Regulations: A double-edged sword
Regulations spring from legislation adopted by Parliament or provincial legislatures. Regulations are powerful legal tools that allow Governments to create limits upon, conditions for, and the framework of behaviour of citizens or businesses operating within their jurisdictions. Historically regulations were put in place to protect health and safety by making it illegal to sell adulterated food, to make misleading claims about product promotion, or to construct buildings that fall down, etc. Regulations have also been employed to create fairness, such as a level playing field for businesses where all must meet the same minimum standards.
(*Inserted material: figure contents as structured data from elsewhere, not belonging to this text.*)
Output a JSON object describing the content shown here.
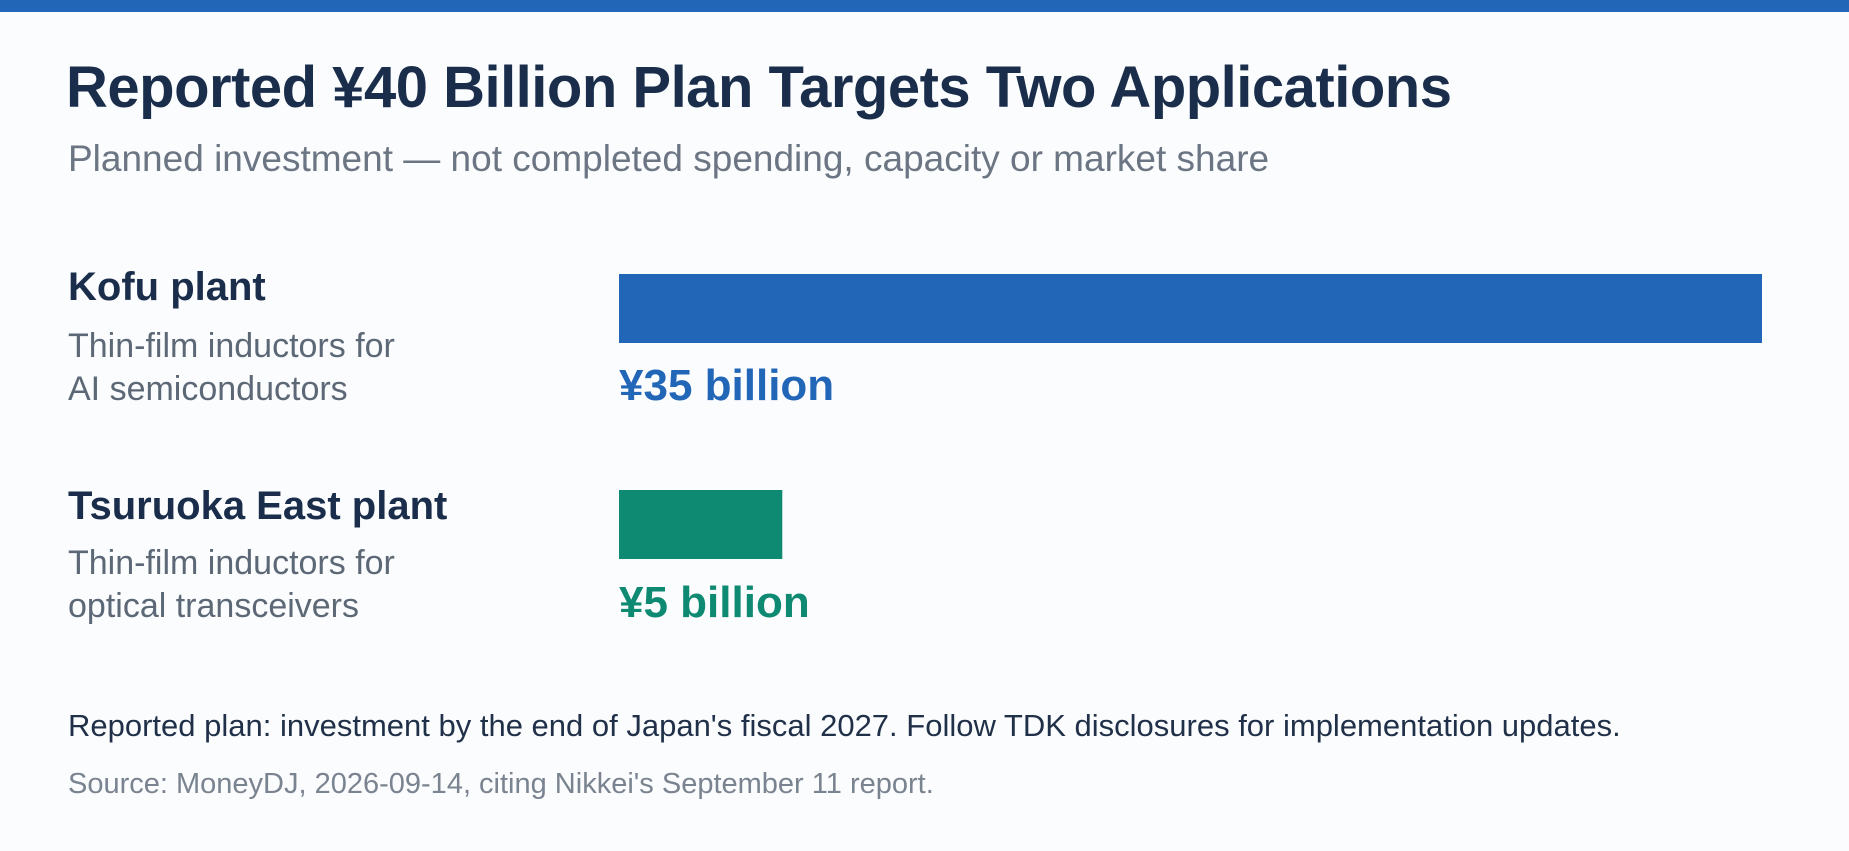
{
  "colors": {
    "accent": "#2266b8",
    "secondary": "#0f8a72"
  },
  "chart_data": {
    "type": "bar",
    "orientation": "horizontal",
    "title": "Reported ¥40 Billion Plan Targets Two Applications",
    "subtitle": "Planned investment — not completed spending, capacity or market share",
    "unit": "¥ billion",
    "categories": [
      "Kofu plant",
      "Tsuruoka East plant"
    ],
    "descriptions": [
      [
        "Thin-film inductors for",
        "AI semiconductors"
      ],
      [
        "Thin-film inductors for",
        "optical transceivers"
      ]
    ],
    "values": [
      35,
      5
    ],
    "value_labels": [
      "¥35 billion",
      "¥5 billion"
    ],
    "series_colors": [
      "#2266b8",
      "#0f8a72"
    ],
    "xlim": [
      0,
      35
    ],
    "grid": false,
    "legend": "none"
  },
  "footer": {
    "note": "Reported plan: investment by the end of Japan's fiscal 2027. Follow TDK disclosures for implementation updates.",
    "source": "Source: MoneyDJ,  2026-09-14, citing Nikkei's September 11 report."
  }
}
However, regulations can be a double-edged sword. Regulations can protect citizens from abuses by unscrupulous businesses but they can also present barriers that prevent small businesses and individuals from succeeding due to the high cost of meeting requirements.
At Beyond Factory Farming we have found that the “devil is in the details”. A regulation may appear on the surface to protect human health, the environment, or animal welfare, but closer examination may reveal that it has the opposite effect. Several recent provincial regulatory initiatives have removed local authority to regulate the scale, practices, and location of factory farms in their jurisdiction.
The federal government recently adopted Smart Regulation, an overall regulatory policy that favours industry self-regulation, non-binding targets instead of enforceable standards, and adoption of an American-style regulatory regime in order to facilitate cross-border trade and promote economic growth. Agriculture, food safety, and food inspection regulations are priority areas for Smart Regulation.
In 2004 Bill C-27, the Canadian Food Inspection Agency Enforcement Act, page was introduced to Parliament. The bill provided the means for the Smart Regulation agenda to be put into action for food. This bill did not come to a vote owing to strong citizen opposition.
The Trade, Investment and Labour Mobility Agreement and the Security Prosperity Partnership (SPP) are other initiatives that promote de-regulation, industry self-regulation, and harmonization with American regulations.